Tim Peterson, PharmD, BCOP: This is an interesting point, and this brings up something I don’t think we’ve necessarily touched on, and that’s the phenomenon of product drift. A lot of people who probably would make this comment would be referring to product drift—changes in the processing and manufacturing that can happen in rituximab, for example. For rituximab, there can be changes in the processing and how they manufacture it. It can cause changes in, what Bhavesh referred to earlier, the antibody-dependent cellular cytotoxicity, which can actually change over time. This has been very well documented for Herceptin [trastuzumab], in particular where Herceptin was compared with a biosimilar and actually the biosimilar had higher ADCC [antibody-dependent cellular cytotoxicity] activity than the referenced product.

Anthony Mato, MD, MSCE: On some level, if it’s too high, then it is no longer a biosimilar.

Tim Peterson, PharmD, BCOP: You can’t have that either. It needs to be neither inferior nor superior. It sounds counterproductive. If it’s superior, maybe they would want it.

Anthony Mato, MD, MSCE: Then it’s a different drug.

Tim Peterson, PharmD, BCOP: Exactly, then it’s a different drug. I would say, just based on the presence of product drift within 1 particular class, it’s not a biosimilar clearly because we have our quality-assurance pathways with the FDA. Any change in any manufacturing practices, they need to report data that show that there are no significant effects with regard to the purity, the potency, and the safety of those medications. Actually, that process continues to improve and get more involved now that there’s more understanding of this phenomenon of product drift.

Anthony Mato, MD, MSCE: OK. Marc, take this one. The myth is “Lack of indication by FDA means you can’t use that biosimilar even if the biologic is used for that indication.”

Marc Earl, PharmD, BCOP: That’s caused a lot of questions in the white blood cell growth factor space. It didn’t have an indication there, especially in the bone marrow transplant conditioning space. As I mentioned earlier, we should go back to the science perspective and try to understand if you think there would be any issues in this space. Also, do you believe in the biosimilar approval process? That’s where I try to head back to when I get this question.

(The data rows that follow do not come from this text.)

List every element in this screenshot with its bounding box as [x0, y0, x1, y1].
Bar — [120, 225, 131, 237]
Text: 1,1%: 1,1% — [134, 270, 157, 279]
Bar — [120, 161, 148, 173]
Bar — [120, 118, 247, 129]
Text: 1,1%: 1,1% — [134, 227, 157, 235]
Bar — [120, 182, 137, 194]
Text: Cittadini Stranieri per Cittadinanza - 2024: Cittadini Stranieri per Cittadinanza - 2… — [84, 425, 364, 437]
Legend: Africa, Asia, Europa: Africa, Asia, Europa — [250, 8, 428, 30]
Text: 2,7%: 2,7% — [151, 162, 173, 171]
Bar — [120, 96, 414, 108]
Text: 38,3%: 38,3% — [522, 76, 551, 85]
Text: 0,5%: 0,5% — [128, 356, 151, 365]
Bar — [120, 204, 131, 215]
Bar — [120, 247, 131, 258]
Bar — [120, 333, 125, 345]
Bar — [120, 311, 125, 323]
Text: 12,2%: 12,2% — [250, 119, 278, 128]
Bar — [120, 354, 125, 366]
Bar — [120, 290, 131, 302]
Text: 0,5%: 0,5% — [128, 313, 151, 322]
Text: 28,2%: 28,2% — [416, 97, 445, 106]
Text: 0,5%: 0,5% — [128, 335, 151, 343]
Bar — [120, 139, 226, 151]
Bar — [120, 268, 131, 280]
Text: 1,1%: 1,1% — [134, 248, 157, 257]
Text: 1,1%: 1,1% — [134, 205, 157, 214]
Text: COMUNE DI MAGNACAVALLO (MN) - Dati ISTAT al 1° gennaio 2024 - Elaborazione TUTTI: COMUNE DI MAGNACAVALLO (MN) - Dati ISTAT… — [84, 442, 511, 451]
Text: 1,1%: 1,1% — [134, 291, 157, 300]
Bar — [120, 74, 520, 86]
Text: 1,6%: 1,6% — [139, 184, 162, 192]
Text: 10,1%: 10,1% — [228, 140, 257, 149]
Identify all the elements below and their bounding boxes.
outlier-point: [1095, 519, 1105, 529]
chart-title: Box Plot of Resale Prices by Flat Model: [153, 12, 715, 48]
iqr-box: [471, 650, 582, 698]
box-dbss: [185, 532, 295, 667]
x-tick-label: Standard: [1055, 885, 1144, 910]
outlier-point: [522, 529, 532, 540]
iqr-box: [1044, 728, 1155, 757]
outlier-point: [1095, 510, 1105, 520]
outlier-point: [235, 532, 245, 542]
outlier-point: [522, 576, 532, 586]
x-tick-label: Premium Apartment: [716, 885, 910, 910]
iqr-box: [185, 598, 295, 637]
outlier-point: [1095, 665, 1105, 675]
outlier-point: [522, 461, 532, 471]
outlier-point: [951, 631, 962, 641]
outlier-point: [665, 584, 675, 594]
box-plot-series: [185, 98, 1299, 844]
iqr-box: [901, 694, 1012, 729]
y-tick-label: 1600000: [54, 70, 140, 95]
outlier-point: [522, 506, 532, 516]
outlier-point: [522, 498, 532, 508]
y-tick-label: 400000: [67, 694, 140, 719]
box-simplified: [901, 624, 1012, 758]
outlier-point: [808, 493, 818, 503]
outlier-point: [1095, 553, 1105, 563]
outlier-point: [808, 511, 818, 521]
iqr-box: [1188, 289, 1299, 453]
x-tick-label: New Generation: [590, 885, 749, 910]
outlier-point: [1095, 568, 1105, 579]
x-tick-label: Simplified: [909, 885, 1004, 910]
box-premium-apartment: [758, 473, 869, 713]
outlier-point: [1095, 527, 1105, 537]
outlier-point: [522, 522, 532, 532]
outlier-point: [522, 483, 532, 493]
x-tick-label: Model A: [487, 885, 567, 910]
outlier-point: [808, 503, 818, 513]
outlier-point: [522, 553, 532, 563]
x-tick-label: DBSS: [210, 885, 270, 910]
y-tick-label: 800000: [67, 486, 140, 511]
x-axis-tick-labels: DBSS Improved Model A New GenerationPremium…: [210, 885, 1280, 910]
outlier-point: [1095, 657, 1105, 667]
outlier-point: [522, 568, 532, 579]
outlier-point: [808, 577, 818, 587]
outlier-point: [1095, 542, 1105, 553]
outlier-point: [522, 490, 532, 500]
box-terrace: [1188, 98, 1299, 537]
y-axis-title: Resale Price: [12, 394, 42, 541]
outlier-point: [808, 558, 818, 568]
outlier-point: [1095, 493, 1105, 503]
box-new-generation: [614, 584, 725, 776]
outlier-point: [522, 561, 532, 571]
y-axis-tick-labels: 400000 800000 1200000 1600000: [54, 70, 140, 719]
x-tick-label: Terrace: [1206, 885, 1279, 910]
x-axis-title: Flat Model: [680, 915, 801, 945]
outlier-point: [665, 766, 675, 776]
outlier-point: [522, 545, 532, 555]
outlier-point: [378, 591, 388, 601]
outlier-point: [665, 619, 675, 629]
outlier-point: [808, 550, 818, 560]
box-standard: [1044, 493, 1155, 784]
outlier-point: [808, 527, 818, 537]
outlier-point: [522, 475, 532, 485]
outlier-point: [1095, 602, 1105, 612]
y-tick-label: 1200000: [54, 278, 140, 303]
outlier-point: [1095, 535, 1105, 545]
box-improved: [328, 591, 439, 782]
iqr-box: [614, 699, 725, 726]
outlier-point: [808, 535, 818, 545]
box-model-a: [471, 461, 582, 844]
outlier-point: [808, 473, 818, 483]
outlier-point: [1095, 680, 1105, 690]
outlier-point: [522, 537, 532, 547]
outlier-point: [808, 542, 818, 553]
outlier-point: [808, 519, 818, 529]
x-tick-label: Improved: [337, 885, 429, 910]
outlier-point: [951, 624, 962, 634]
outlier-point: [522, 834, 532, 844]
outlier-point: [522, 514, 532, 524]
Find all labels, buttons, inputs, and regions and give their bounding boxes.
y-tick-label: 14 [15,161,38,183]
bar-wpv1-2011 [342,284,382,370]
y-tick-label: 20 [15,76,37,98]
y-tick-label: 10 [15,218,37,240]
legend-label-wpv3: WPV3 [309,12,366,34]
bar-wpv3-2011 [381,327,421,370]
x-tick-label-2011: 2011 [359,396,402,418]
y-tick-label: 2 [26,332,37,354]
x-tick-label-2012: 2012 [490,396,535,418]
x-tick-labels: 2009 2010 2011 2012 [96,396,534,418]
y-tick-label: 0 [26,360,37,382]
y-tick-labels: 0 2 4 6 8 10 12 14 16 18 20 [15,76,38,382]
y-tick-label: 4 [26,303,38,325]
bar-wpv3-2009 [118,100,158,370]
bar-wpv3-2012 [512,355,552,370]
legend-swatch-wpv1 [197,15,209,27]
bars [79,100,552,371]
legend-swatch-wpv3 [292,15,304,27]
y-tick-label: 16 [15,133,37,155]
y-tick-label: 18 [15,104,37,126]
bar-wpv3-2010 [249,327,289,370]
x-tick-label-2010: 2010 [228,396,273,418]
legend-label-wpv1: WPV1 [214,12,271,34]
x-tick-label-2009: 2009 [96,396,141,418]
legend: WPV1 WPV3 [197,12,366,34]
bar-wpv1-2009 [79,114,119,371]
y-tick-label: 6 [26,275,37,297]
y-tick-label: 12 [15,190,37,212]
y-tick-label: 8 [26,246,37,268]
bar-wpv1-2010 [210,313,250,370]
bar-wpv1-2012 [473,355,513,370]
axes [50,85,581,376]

I try to look to other organizations that we talk about—the NCCN [National Comprehensive Cancer Network] as well. And even if it doesn’t have an indication, get their thoughts on if we still think this drug is appropriate there. We have tried to have this conversation with our physicians and our pharmacists, again through the P&T [pharmacy and therapeutics] committee, to have a multidisciplinary discussion and see if we agree with that. If we agree, then we would go ahead and use that product without an indication if we thought it had coverage. If we had concerns, we would stop. We would not automatically interchange and force that process.

Anthony Mato, MD, MSCE: OK, this is the last 1 we will discuss. I think you’ve already talked on this, Bhavesh: “Interchangeability requires higher quality standards than the biosimilar.”

Bhavesh Shah, RPh, BCOP: Sure. I’ll talk about interchangeability, the extra requirements the FDA has, and put a little light on what that means. For interchangeability, the FDA requires the manufacturers to do multiple pharmacokinetic and pharmacodynamic studies.

Basically, you have to have a washout period. Then you switch the patient, and then you have another washout period. There are about 3 different changes, and at each time point they’re looking at immunogenicity, pharmacokinetics, and pharmacodynamics in the different patient populations. They’re looking to see if there are any changes, if the patients change back and forth multiple times. I would say it requires a significant amount of uplift for manufacturers to do this, so no one has actually done this.

But it doesn’t actually mean that if a provider thinks, “Hey, I’m going to switch this patient from this biosimilar to this biosimilar,” there are any issues with interchangeability. I believe there’s a misconception that you can’t change the patient from 1 part to another because it doesn’t have a changeability status, that there are nonmedical switches that usually happen a lot across the world. Interchangeability is a regulatory term. People need to understand that, and that it’s not a clinical term.